Across Europe and the US, casual antisemitism, racism and support for eugenics were widespread, going right to the top of the patrician elites. The idea of a nation, a special exceptional race destined to rule, was hardly strange in what was still the age of empires.

The Germany of the 1920s and 1930s, however, was in a special predicament. Up until the Great War, it had been the leading industrial power with the best universities. However, defeat in war, a peace treaty seen as national betrayal, crippling inflation and unemployment… all these combined to create a paradoxical narrative: of a superior nation that was also a collective victim, thanks to a failed elite.

The narrative is full of contradiction but the oratory of a Hitler could square the circle. He promised salvation by identifying the culprits, “the Jews”, who would, in turn, be dehumanised and victimised.

For a long time, the principal opposition to Mussolini and Hitler came from committed Christians and socialists, both of whose respective traditions taught them to empathise with all victims. The title of the papal encyclical Christ the King today rings of cobwebbed, churchy triumphalism; but it was issued in 1925, in the wake of Mussolini’s rise to power, to insist that some values transcend both State and nation and it is to them that we owe ultimate allegiance.

If you ask me, Europe is ripe for a second coming- Ranier Fsadni

Umberto Eco, as a schoolboy, was a member of the Italian fascist youth brigade; then, as a pre-teen, he ran errands for the anti-fascist partisans during World War II. He knew something about both the mundane character of fascism and its spell.
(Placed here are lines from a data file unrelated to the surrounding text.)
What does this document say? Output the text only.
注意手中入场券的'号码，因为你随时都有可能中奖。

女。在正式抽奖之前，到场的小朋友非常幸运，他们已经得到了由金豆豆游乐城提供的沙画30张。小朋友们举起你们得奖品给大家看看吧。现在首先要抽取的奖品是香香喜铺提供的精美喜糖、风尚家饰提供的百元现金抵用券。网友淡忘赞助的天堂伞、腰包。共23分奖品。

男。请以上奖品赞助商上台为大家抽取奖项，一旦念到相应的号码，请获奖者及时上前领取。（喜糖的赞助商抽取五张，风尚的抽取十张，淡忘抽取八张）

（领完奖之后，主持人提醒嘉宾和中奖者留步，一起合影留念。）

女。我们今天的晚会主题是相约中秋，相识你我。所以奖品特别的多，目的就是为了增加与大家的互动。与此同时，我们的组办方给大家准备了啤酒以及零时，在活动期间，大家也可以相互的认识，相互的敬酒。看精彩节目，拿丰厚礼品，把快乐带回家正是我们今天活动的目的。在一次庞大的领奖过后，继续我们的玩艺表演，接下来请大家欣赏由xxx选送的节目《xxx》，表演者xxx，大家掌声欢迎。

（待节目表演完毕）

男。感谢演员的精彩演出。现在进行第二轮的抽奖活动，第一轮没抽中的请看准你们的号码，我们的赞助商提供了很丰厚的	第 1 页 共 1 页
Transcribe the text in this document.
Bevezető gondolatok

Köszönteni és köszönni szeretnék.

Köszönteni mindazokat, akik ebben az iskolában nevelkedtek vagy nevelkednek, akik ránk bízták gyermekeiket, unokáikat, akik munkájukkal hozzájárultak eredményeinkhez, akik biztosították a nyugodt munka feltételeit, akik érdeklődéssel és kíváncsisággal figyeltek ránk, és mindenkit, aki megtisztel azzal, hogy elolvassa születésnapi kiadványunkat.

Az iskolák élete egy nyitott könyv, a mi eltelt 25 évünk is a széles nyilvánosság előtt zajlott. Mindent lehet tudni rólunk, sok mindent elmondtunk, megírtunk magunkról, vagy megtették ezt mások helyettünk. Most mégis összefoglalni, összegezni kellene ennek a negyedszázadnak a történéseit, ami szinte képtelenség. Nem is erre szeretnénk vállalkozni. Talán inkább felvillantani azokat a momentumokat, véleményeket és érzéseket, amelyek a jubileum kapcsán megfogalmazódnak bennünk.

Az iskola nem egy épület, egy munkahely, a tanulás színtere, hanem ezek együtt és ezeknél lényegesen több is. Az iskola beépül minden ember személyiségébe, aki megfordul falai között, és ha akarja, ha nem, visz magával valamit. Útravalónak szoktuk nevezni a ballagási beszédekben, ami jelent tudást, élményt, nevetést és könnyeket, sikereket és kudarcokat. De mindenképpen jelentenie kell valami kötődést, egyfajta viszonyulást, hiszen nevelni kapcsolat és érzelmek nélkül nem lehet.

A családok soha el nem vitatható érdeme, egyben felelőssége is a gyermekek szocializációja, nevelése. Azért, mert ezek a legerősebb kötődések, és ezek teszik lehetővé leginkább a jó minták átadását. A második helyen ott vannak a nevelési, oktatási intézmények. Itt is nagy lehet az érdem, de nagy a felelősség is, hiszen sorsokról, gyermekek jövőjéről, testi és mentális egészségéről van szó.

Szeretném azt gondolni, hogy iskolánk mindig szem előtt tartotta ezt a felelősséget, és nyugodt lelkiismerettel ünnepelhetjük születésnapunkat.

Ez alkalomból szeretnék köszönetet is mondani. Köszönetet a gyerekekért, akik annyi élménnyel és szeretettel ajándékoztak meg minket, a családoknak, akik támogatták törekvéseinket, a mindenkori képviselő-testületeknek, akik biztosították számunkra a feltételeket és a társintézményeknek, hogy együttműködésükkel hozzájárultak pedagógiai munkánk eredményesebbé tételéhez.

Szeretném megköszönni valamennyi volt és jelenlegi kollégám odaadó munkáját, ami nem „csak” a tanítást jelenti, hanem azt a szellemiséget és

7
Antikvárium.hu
Faced with the debate about what defines fascism, he offered his own definition. It is a nihilism that fetishises death:

“To love death necrophilically is to say that it’s beautiful to receive it and risk it and that the most beautiful and saintly love is to distribute it…”

There are better definitions but Eco put his finger on something real. Hitler did not just fantasise about the extermination of his enemies. He also ruminated over the destruction of Germany.

He asked his favoured architect, Albert Speer, to design buildings that would look beautiful as ruins. The last military order issued by Hitler from his bunker (not carried out) was to destroy Germany to preserve it from the enemy.

A century after the Beer Hall Putsch, Hitler continues to shape European thought in good ways and bad. For many Europeans, a destructive war replaced faith in God with disillusionment. Hitler replaced the devil; Auschwitz replaced hell; the Holocaust replaced the Crucifixion.

We continue to seek the devil and promote any political thug or warmonger to the status of a new Hitler. We give in easily to the temptation to raise ourselves to the status of a collective victim facing an enemy who needs to be eradicated.

We risk trivialising the horrors of Nazism and the lesson of history. The true lesson of the putsch, and the rise of fascism and Nazism, is another. If they return, it will not be under the sign of the swastika.

It will be in countries where democracy has been let down by its mediocre, mainstream leaders and paternalistic authorities. It will be in economies experiencing barely manageable decline. The new fascists will blame current international treaties, pander to our sense of entitlement and promise a new order of human being. Many of us will find they make politics seem fashionable, relatable and effective again.

In short, it will be an anonymous fascism. And, if you ask me, Europe is ripe for a second coming.